UniPantry is a recipe sharing and social platform for a community of home cooks of all skill levels and diets. We strive to make it convenient, easy, and accessible for anyone to discover and cook a delicious and nutritious meal. We aim to help inexperienced cooks navigate the cooking process and to guide people who are trying to figure out what to eat. UniPantry aims to create a personalized eating experience that makes healthy cooking and eating at home fun.
I am part of a team developing a recipe-sharing and ingredient-buying platform where we connect eaters to restaurants via chefs’ influencer content. Customers use our video-driven platform to search for inspiration on what to cook or eat. While the platform encourages users to eat home-cooked meals, we recognize that people also enjoy eating culturally authentic, traditional meals from local restaurants. Our app streamlines customers’ to-go appetite decisions and encourages healthy eating and cooking for all diets.
What inspired you to launch UniPantry?
I was inspired by our mission. I believe sharing UniPantry with the world projects healthy energy that makes people feel good. UniPantry empowers individuals to live a healthier lifestyle. Our mission is to make nutritious food accessible to low-income individuals, and 10 percent of our proceeds will be used in partnership with nonprofit organizations to teach individuals how to cook and to support hunger charities. I’m concerned that, without UniPantry, more millennials will grow up on the worst, processed-food diet. Over the course of three years, I gathered many well-thought-out critiques of my solution to solve world hunger in one of the most innovative and unconventional ways. I want to foster more experiences of collaboration and meaningful connections through visual content.
What are some of the most memorable moments in your startup journey?
My first investor pitch at eLab’s NYC Pitch Night in November 2019, held at the World Trade Center, is one of my most memorable experiences as an entrepreneur. I had the opportunity to network with private institutional investors who took the time to provide me direction on my deal.
What obstacles did you face and overcome in your startup journey?
Personally, I learned a lot of patience. As an entrepreneur, I started to understand how to live with what I can control. I believe every entrepreneur wants to ensure all blocks are remediated, when sometimes unforeseen events are outside our control. Additionally, improving my ability to recruit and retain top talent was important as I scaled my team.

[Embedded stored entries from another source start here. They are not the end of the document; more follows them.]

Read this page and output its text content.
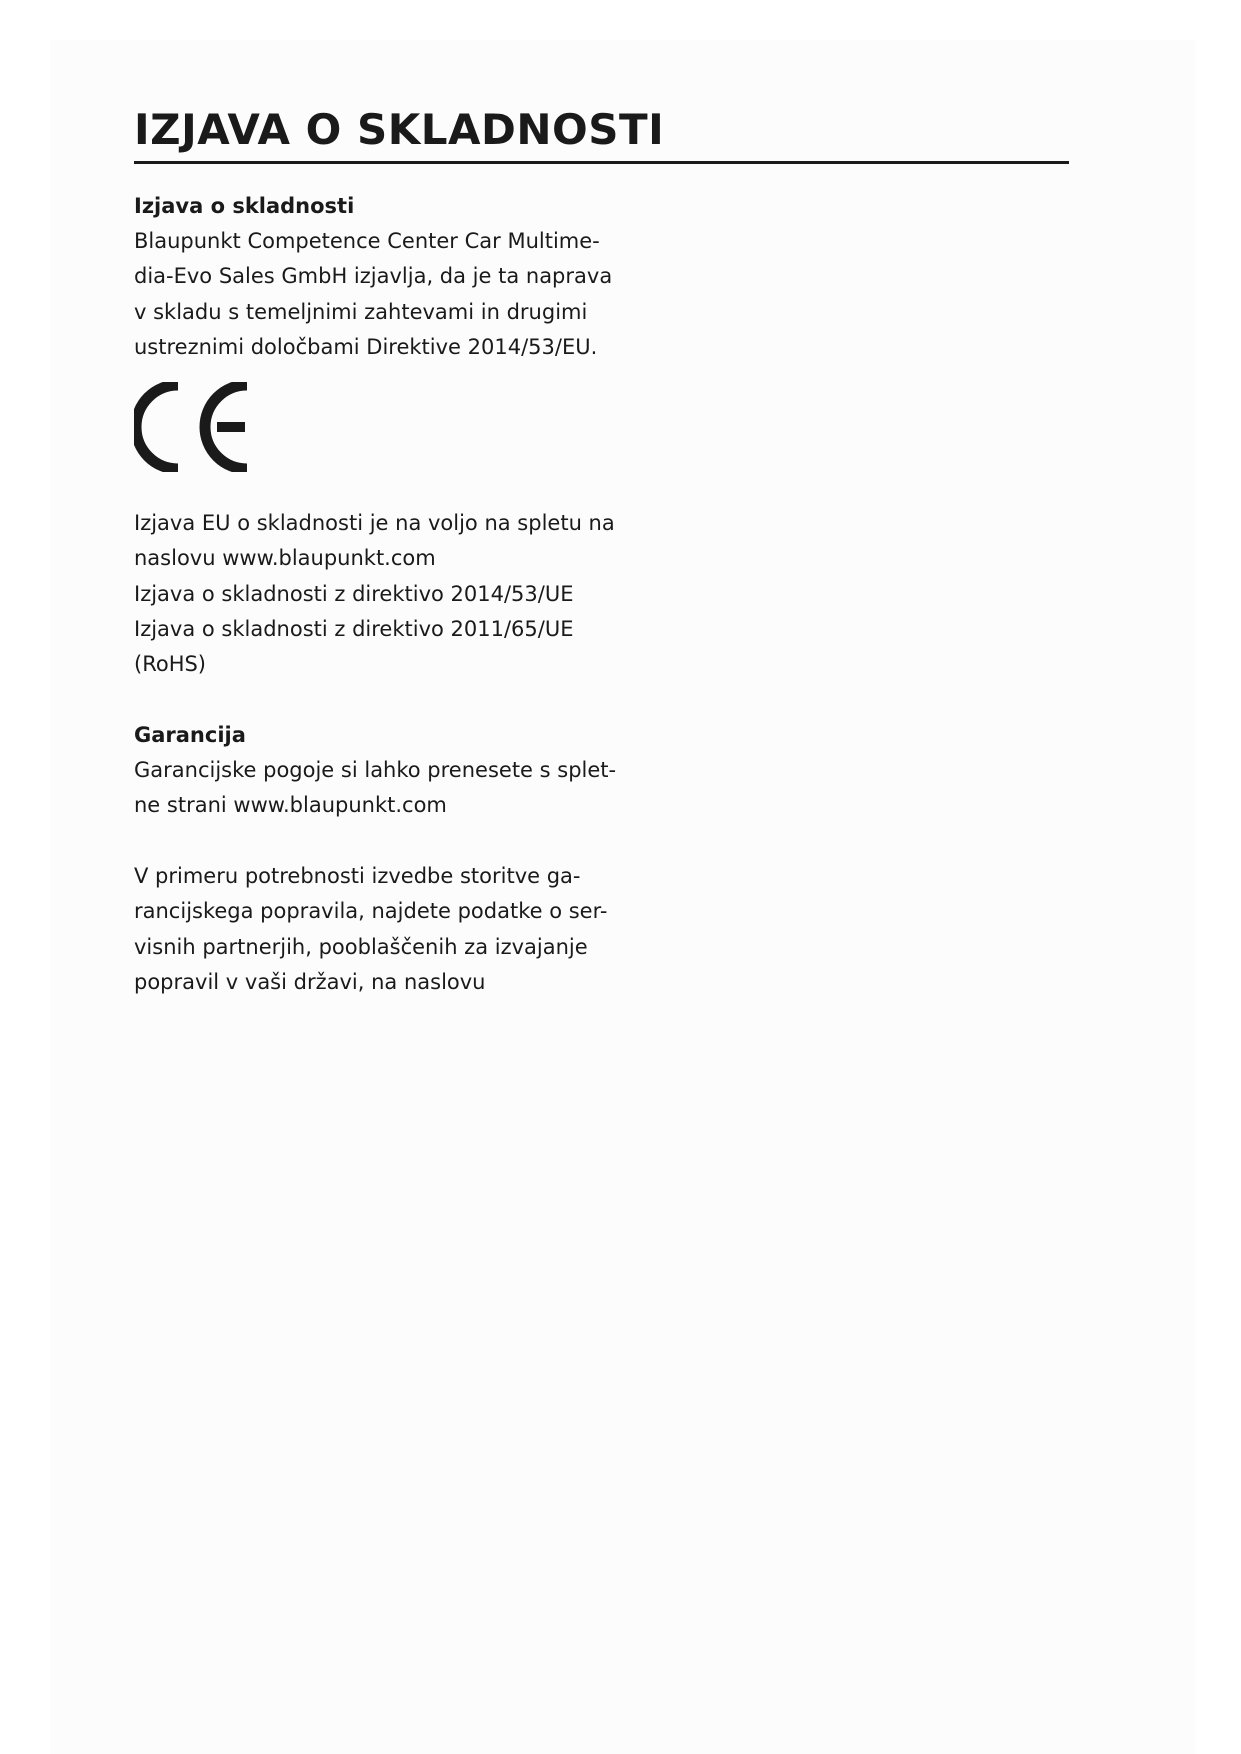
IZJAVA O SKLADNOSTI
Izjava o skladnosti
Blaupunkt Competence Center Car Multime-
dia-Evo Sales GmbH izjavlja, da je ta naprava
v skladu s temeljnimi zahtevami in drugimi
ustreznimi določbami Direktive 2014/53/EU.
Izjava EU o skladnosti je na voljo na spletu na
naslovu www.blaupunkt.com
Izjava o skladnosti z direktivo 2014/53/UE
Izjava o skladnosti z direktivo 2011/65/UE
(RoHS)
Garancija
Garancijske pogoje si lahko prenesete s splet-
ne strani www.blaupunkt.com
V primeru potrebnosti izvedbe storitve ga-
rancijskega popravila, najdete podatke o ser-
visnih partnerjih, pooblaščenih za izvajanje
popravil v vaši državi, na naslovu
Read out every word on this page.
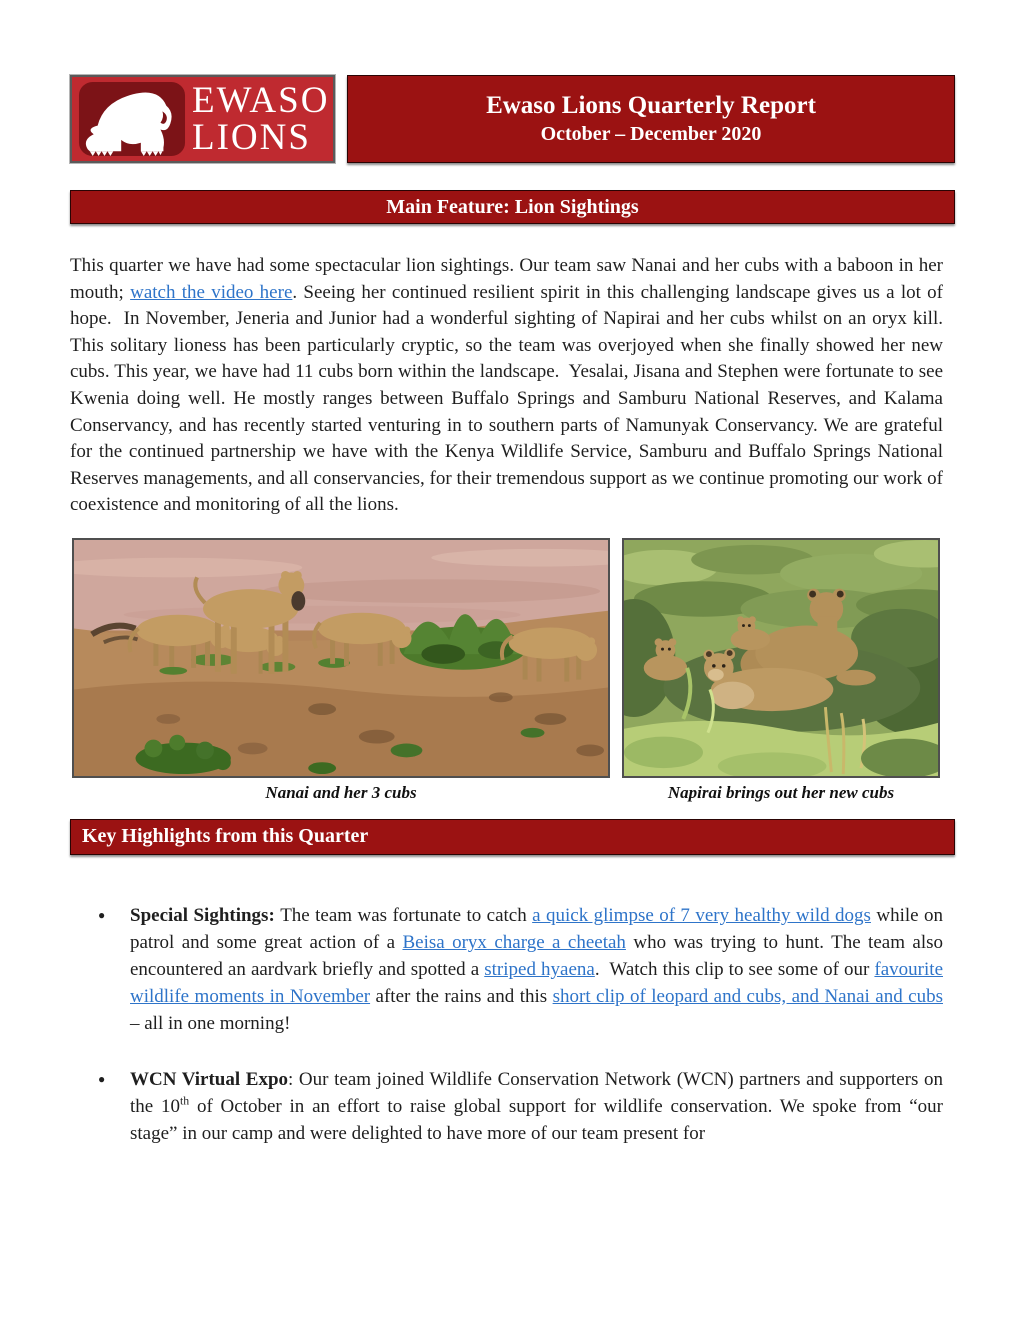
EWASO
LIONS
Ewaso Lions Quarterly Report
October – December 2020
Main Feature: Lion Sightings

This quarter we have had some spectacular lion sightings. Our team saw Nanai and her cubs with a baboon in her mouth; watch the video here. Seeing her continued resilient spirit in this challenging landscape gives us a lot of hope.  In November, Jeneria and Junior had a wonderful sighting of Napirai and her cubs whilst on an oryx kill. This solitary lioness has been particularly cryptic, so the team was overjoyed when she finally showed her new cubs. This year, we have had 11 cubs born within the landscape.  Yesalai, Jisana and Stephen were fortunate to see Kwenia doing well. He mostly ranges between Buffalo Springs and Samburu National Reserves, and Kalama Conservancy, and has recently started venturing in to southern parts of Namunyak Conservancy. We are grateful for the continued partnership we have with the Kenya Wildlife Service, Samburu and Buffalo Springs National Reserves managements, and all conservancies, for their tremendous support as we continue promoting our work of coexistence and monitoring of all the lions.

Nanai and her 3 cubs	Napirai brings out her new cubs
Key Highlights from this Quarter
● Special Sightings: The team was fortunate to catch a quick glimpse of 7 very healthy wild dogs while on patrol and some great action of a Beisa oryx charge a cheetah who was trying to hunt. The team also encountered an aardvark briefly and spotted a striped hyaena.  Watch this clip to see some of our favourite wildlife moments in November after the rains and this short clip of leopard and cubs, and Nanai and cubs – all in one morning!
● WCN Virtual Expo: Our team joined Wildlife Conservation Network (WCN) partners and supporters on the 10th of October in an effort to raise global support for wildlife conservation. We spoke from “our stage” in our camp and were delighted to have more of our team present for
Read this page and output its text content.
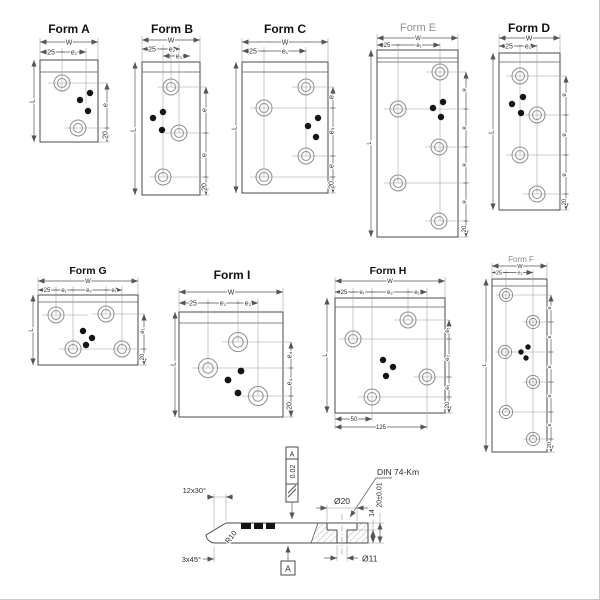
Form A
W
25 e₁
L
e
20
Form B
W
25 e₂
e₁
L
e
e
20
Form C
W
25	e₁
L
e
e₃
e
20
Form E
W
25	e₁
L
e
e
e
e
20
Form D
W
25 e₁
L
e
e
e
20
Form G
W
25 e₁	e₂	e₁
L	e₁
20
Form I
W
25	e₁	e₂
L
e₄
e₄
20
Form H
W
25 e₁	e₂	e₁
L
e₁
e₂
e₁
20
50
125
Form F
W
25	e₁
L
e
e
e
e
e
20
A
0.02
A
12x30°
R10
3x45°
DIN 74-Km
Ø20
14
20±0,01
Ø11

Did you draw on any Cornell resources to help launch UniPantry?
Of course! UniPantry’s core technology focuses on connecting existing resources and maximizing their current potential to attract and educate an inexperienced audience. UniPantry worked closely with Cornell’s eLab student accelerator, Blackstone Launchpad, and Cornell Cooperative Extension to better understand what resources existed and how we could identify new opportunities to make existing food resources more efficient and accessible. My team is composed of Cornell students and alumni.
Is there any particular faculty member who influenced you on your path to becoming an entrepreneur?
I had the pleasure of connecting with some of the most honorable faculty members at Cornell, who definitely supported and provided structure to my journey. I would like to acknowledge Felix Litvinsky, managing director of Blackstone LaunchPad, for taking me in hand when I first transferred to Cornell my junior year. Felix provided me with leadership and mentoring, which kept me disciplined and motivated during times of my early challenges. He recommended a few books to read and videos to help my practical understanding of finding product-market fit.
What are the most valuable things you learned at Cornell that helped in launching UniPantry? And what’s most helpful now, in running your new business?
Leaders build for people. During my time at Cornell, I cultivated meaningful relationships with faculty and peers. Cornell exposed me to the power of networking, which is a tool to exchange value. The most valuable thing I learned during my time at Cornell was how to apply knowledge and wisdom in order to create a sustainable world.
What advice do you have for other aspiring entrepreneurs?
When you hit rock bottom, remember this: While you’re struggling, rock bottom can also be a great foundation on which to build on and grow. Successful entrepreneurs view the world through the lens of experiences they have encountered with people. Make sure you include people in whatever product or service you envision.